Last year the private equity industry in Europe finally put to bed its economic troubles and re-emerged as a serious contender for investors’ capital. After some tough post-crisis vintages, the upswing that began in 2013 continued to build momentum, with the exit market soaring to pre-Lehman levels fuelled by a thriving IPO market and readily available debt.
Today, as mid-market firm Bridgepoint wraps up the legals on its fifth buyout fund, which came to market last May and will close on its €4 billion hard-cap, it joins a number of European players who have amassed significant pools of capital for the region.
Nordic Capital and IK Investment Partners closed out 2013 with successful fundraises, Permira closed its fifth global buyout fund on €5.3 billion in June 2014 and a month later Nordic-focused Altor raised €2 billion for its sixth fund. Equally notable are ECI Partners and Inflexion, which both raised their UK-focused funds in just five months, and PAI Partners, which shattered its own €3 billion hard-cap to close PAI Europe VI on €3.3 billion in March 2015.
No question: Europe is well and truly back on the map, as Bridgepoint managing partner William Jackson tells PEI.
“I’m not suggesting that it’s flavour of the month, because that’s just not the case. But it’s certainly become an area where people recognise that, having probably under-allocated for much of the last five years, they now need to appropriately allocate.”
And it’s not just European LPs that are getting in on it. Jackson has noticed a change in sentiment among American investors too in the last 18 months, driven by a combination of high asset prices in their domestic market and some recent high-profile European exits. Fundraising for the region has also benefited from lacklustre returns coming out of emerging markets.
“If you invest in Europe or the US, you’re investing in mature businesses with management teams that are proven, in legal structures that are robust, in capital markets that are liquid. Many of those features – which are key to generating private equity returns – don’t exist in emerging markets. That doesn’t mean to say they won’t produce good returns over time, but today there is no evidence that you’re getting the risk premium necessary to justify the exposure.”

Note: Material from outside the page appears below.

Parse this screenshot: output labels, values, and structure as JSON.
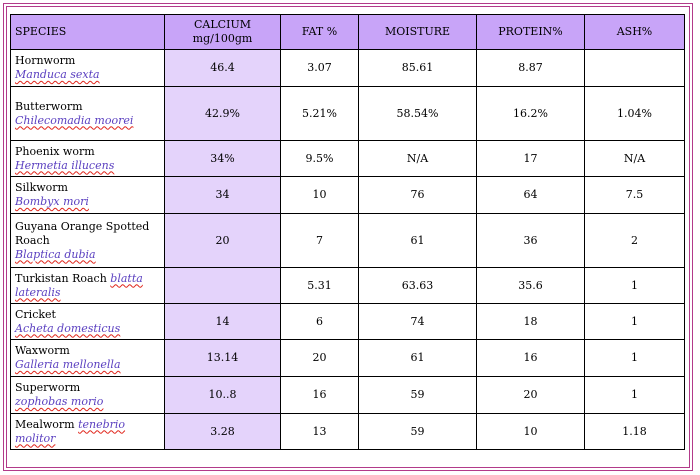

Slightly smaller than its previous fund, Bridgepoint settled on the €4 billion figure for Fund V based on the firm’s investment pace for the past seven or eight years, which has been between €750 million and €1 billion per year.
“We looked at how much capital we put to work in each year since the crisis, which is a good proxy for the size of our market and what we can do, and took the view that investing a fund over a three to four year investment period is what we should all be doing in the industry.”
The committed capital includes a GP commitment of €100 million, which Bridgepoint makes to every one of its funds. “[That is] a large amount of money and a very serious commitment to the fund,” Jackson says. “I think it’s absolutely critical to the industry that there is alignment.”
The majority of the LP base is made up of returning investors – boosted, no doubt, by Bridgepoint’s record year of returning capital, sending €2.8 billion back to LPs since January 2014 – with average recommitment up around 35 percent, Jackson says.
“It reflects one of the trends in the industry which is for people to focus down their portfolio on the managers they want to back and do bigger commitment sizes to those managers.”
Another market trend playing an increasingly prominent role in Bridgepoint’s strategy is co-investment. GPs in Fund IV co-invested around €900 million alongside that vehicle, prompting the firm to keep the issue at the front of its mind when putting together the LP base for the latest fund.